James Heartfield wrote:


> Marx says : 'The anatomy of man is a key to the anatomy of the ape.' The addition 'but not vice versa' would indeed be a bridge too far.
>
> What Marx means is that it is easier to uncover the course of development from the starting point of the higher form, to see the important features in the lower (not that modern day Darwinians would use those terms). It wasn't actually a discussion of biology, but a biological analogy to explain the development of forms of property relations.
>
> Far from being bullshit, it is rather good, as long as it is understood to describe the process of research, not the actual development itself.

The claim involves ontological and anthropological premises inconsistent with Darwinian biology. The latter is "materialist" in the sense dominant since Newton, i.e. in the sense that excludes any logical space for the ontological ideas of internal relations, final causation and self-determination and for the anthropological idea of human being as the being able to develop the rational self-consciousness (an idea itself requiring the ontological ideas for its self-consistent elaboration) able to know the "good" and actualize it in a truly "good" community.

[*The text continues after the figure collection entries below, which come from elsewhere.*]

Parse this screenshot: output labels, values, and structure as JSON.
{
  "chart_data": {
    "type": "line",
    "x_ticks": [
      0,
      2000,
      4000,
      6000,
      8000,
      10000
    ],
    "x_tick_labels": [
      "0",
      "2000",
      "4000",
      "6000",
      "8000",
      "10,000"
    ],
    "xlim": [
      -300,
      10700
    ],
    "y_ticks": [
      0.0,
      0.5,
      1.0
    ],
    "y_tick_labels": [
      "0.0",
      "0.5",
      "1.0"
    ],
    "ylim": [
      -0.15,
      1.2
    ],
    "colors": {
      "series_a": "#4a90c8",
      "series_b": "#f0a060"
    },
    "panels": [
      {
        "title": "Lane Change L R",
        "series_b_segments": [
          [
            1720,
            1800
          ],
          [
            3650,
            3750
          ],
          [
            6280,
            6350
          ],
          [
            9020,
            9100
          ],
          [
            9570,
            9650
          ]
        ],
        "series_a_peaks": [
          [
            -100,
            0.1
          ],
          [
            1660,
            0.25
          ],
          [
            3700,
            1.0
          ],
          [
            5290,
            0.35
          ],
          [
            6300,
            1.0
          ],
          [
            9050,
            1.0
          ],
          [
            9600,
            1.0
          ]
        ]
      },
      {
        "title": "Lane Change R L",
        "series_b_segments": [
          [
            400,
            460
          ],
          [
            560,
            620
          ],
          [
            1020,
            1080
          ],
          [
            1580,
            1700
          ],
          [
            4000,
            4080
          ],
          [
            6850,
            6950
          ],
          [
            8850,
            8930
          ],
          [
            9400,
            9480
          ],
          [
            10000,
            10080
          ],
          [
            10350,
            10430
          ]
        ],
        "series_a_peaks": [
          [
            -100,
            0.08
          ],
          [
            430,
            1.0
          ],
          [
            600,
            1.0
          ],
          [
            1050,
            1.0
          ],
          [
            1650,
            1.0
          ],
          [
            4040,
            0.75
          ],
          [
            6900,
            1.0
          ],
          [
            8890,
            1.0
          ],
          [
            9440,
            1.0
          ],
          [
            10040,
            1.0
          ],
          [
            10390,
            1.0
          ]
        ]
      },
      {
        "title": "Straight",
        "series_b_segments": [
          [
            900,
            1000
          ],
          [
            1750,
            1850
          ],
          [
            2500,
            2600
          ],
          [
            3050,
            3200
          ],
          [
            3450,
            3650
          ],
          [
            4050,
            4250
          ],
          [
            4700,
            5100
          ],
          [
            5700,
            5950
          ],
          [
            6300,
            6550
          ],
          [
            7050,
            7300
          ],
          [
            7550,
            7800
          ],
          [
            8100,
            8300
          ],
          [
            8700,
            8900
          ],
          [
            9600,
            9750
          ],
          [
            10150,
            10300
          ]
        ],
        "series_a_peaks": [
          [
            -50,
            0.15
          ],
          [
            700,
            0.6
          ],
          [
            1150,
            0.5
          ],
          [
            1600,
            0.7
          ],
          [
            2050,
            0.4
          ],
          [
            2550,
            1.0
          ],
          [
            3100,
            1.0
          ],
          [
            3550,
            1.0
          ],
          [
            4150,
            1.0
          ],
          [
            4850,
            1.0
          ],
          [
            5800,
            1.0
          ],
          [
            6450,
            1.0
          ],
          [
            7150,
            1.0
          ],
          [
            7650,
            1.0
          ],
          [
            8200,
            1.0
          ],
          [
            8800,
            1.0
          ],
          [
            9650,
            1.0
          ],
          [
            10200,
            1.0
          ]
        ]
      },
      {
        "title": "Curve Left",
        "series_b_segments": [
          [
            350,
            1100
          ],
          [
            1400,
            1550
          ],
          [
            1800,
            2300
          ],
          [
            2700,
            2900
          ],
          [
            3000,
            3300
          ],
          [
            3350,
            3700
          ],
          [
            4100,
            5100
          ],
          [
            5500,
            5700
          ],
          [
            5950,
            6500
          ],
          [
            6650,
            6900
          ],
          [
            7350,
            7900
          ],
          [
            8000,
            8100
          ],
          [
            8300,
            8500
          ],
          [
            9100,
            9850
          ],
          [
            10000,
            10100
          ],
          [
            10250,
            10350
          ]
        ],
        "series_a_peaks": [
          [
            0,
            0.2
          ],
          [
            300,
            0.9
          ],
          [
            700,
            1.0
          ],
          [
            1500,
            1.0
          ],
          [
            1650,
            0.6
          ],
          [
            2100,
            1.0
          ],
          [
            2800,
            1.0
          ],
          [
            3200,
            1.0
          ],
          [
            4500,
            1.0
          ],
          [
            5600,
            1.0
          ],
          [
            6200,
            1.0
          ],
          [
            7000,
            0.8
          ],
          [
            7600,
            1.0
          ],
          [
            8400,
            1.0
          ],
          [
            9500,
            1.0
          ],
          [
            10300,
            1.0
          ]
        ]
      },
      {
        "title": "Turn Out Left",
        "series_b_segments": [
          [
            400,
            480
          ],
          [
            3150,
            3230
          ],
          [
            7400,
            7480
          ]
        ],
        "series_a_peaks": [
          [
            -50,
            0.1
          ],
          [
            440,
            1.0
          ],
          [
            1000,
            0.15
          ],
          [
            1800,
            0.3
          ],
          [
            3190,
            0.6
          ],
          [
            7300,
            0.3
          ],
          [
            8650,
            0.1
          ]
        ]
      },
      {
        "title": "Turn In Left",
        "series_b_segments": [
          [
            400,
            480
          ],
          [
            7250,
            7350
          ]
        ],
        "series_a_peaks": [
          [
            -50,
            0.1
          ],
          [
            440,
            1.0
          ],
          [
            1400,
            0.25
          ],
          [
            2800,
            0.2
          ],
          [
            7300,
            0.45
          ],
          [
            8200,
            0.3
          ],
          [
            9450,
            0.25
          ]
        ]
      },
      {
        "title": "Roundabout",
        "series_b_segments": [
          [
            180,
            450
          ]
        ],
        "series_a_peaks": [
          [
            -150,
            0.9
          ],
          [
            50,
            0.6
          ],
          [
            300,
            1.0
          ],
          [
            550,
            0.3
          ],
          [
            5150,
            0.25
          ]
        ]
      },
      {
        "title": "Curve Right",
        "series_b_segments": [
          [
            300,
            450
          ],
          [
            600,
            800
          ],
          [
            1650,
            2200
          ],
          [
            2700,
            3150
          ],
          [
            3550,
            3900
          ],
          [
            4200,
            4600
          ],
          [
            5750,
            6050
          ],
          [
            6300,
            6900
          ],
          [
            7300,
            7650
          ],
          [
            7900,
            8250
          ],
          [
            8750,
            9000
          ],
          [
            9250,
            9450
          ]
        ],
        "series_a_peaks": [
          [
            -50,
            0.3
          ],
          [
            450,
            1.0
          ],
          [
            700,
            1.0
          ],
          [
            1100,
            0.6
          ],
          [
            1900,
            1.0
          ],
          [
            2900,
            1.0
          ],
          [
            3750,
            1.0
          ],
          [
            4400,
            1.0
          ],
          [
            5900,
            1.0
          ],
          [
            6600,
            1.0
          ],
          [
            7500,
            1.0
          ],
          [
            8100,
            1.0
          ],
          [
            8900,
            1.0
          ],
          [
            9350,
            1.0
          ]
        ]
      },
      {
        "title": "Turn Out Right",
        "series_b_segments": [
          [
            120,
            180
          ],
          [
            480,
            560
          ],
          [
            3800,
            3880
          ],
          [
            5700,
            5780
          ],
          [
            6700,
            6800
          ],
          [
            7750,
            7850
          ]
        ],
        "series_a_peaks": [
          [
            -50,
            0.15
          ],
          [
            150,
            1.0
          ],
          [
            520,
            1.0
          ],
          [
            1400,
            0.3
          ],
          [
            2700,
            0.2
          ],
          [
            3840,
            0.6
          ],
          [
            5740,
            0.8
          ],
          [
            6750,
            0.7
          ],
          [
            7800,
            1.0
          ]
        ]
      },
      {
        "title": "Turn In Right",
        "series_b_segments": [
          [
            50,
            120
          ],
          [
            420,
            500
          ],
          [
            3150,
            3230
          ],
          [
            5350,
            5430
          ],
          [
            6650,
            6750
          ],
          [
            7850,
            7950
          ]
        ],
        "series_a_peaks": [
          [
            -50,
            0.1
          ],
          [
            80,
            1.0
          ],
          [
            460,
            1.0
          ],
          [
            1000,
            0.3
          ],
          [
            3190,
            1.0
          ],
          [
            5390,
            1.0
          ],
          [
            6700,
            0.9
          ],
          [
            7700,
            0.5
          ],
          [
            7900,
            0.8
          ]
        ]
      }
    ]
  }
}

These ideas are consistent with the fact of evolution, but provide an explanation for it that makes earlier forms fully understandable only in terms of later. This is because the later reveal the "essence" - the "in itself" - of the earlier, an "essence" that has, through a developmental process conceived within this "historical materialist" ontological and anthropological framework, revealed itself by becoming "for itself".

In Marx, this is an application of Hegel's idea that "reason governs the world". For him, as for Hegel, the "essence" of human being is "freedom", but only as the human "destiny".

"That man is free by Nature is quite correct in one sense; viz., that he is so according to the Idea of Humanity; but we imply thereby that he is such only in virtue of his destiny – that he has an undeveloped power to become such; for the 'Nature' of an object is exactly synonymous with its 'Idea.'" http://www.marxists.org/reference/archive/hegel/works/hi/history4.htm#042

Thus, that "communism" is the key to understanding human origins derives from the fact that the former was present in the latter as its "in itself", a fact that only becomes evident at the end of the developmental process through which it becomes "for itself".

"Communism as the positive transcendence of private property as human self-estrangement, and therefore as the real appropriation of the human essence by and for man; communism therefore as the complete return of man to himself as a social (i.e., human) being – a return accomplished consciously and embracing the entire wealth of previous development. This communism, as fully developed naturalism, equals humanism, and as fully developed humanism equals naturalism; it is the genuine resolution of the conflict between man and nature and between man and man – the true resolution of the strife between existence and essence, between objectification and self-confirmation, between freedom and necessity, between the individual and the species. Communism is the riddle of history solved, and it knows itself to be this solution

"||V| The entire movement of history, just as its [communism’s] actual act of genesis – the birth act of its empirical existence – is, therefore, for its thinking consciousness the comprehended and known process of its becoming." http://www.marxists.org/archive/marx/works/1844/manuscripts/comm.htm

That the ontological and anthropological ideas involved are inconsistent with the dominant form of "materialism" doesn't demonstrate that they are mistaken. Valid criticism has ultimately to be phenomenological.